Quella notte la foresta era inquieta. Le foglie tremavano senza vento, le ombre si addensavano e la terra coperta di muschio sembrava pulsare come se attendesse qualcosa, o qualcuno. E qualcuno arrivò.
Una viaggiatrice di nome Aerith vagò più in profondità di quanto qualunque mappa suggerisse, attirata da un sussurro intrecciato tra gli alberi. Non era davvero una voce, ma piuttosto una sensazione calda e invitante, come dita che sfiorano l'anima. Più Aerith avanzava, più la foresta sollevava i suoi veli, rivelando sentieri che nessun mortale avrebbe dovuto vedere.

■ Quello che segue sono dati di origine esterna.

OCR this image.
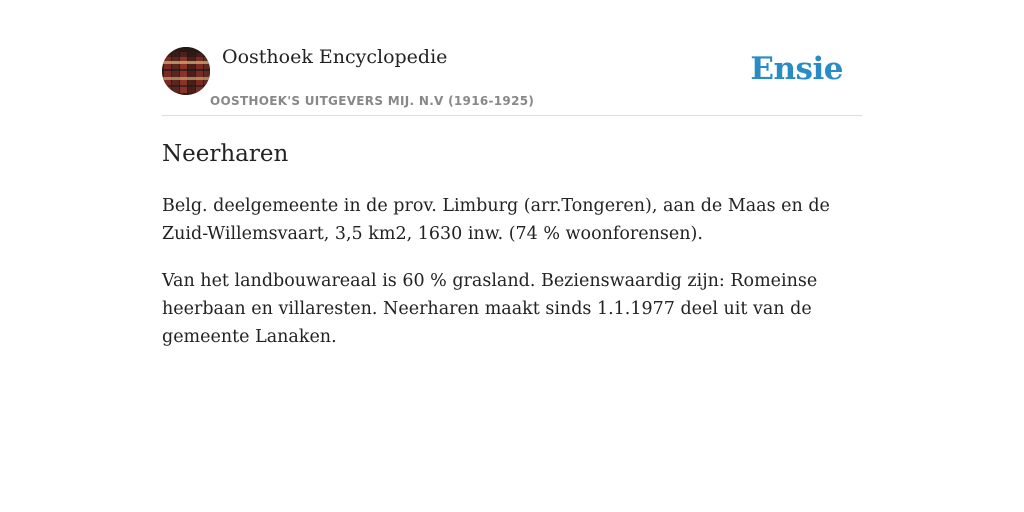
Oosthoek Encyclopedie
OOSTHOEK'S UITGEVERS MIJ. N.V (1916-1925)
Ensie
Neerharen

Belg. deelgemeente in de prov. Limburg (arr.Tongeren), aan de Maas en de Zuid-Willemsvaart, 3,5 km2, 1630 inw. (74 % woonforensen).

Van het landbouwareaal is 60 % grasland. Bezienswaardig zijn: Romeinse heerbaan en villaresten. Neerharen maakt sinds 1.1.1977 deel uit van de gemeente Lanaken.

Poi l'aria cambiò. Dolce. Pesante. Carica. Un bagliore increspò lo spazio tra le querce antiche, e da esso emerse il Tattooed Elf.
La sua presenza fermò il mondo. L'inchiostro turbinava sulla sua pelle nuda in tratti scintillanti: blu del crepuscolo, verdi di muschio profondo, argento come luce stellare catturata in movimento. Ogni linea pulsava dolcemente, come se respirasse.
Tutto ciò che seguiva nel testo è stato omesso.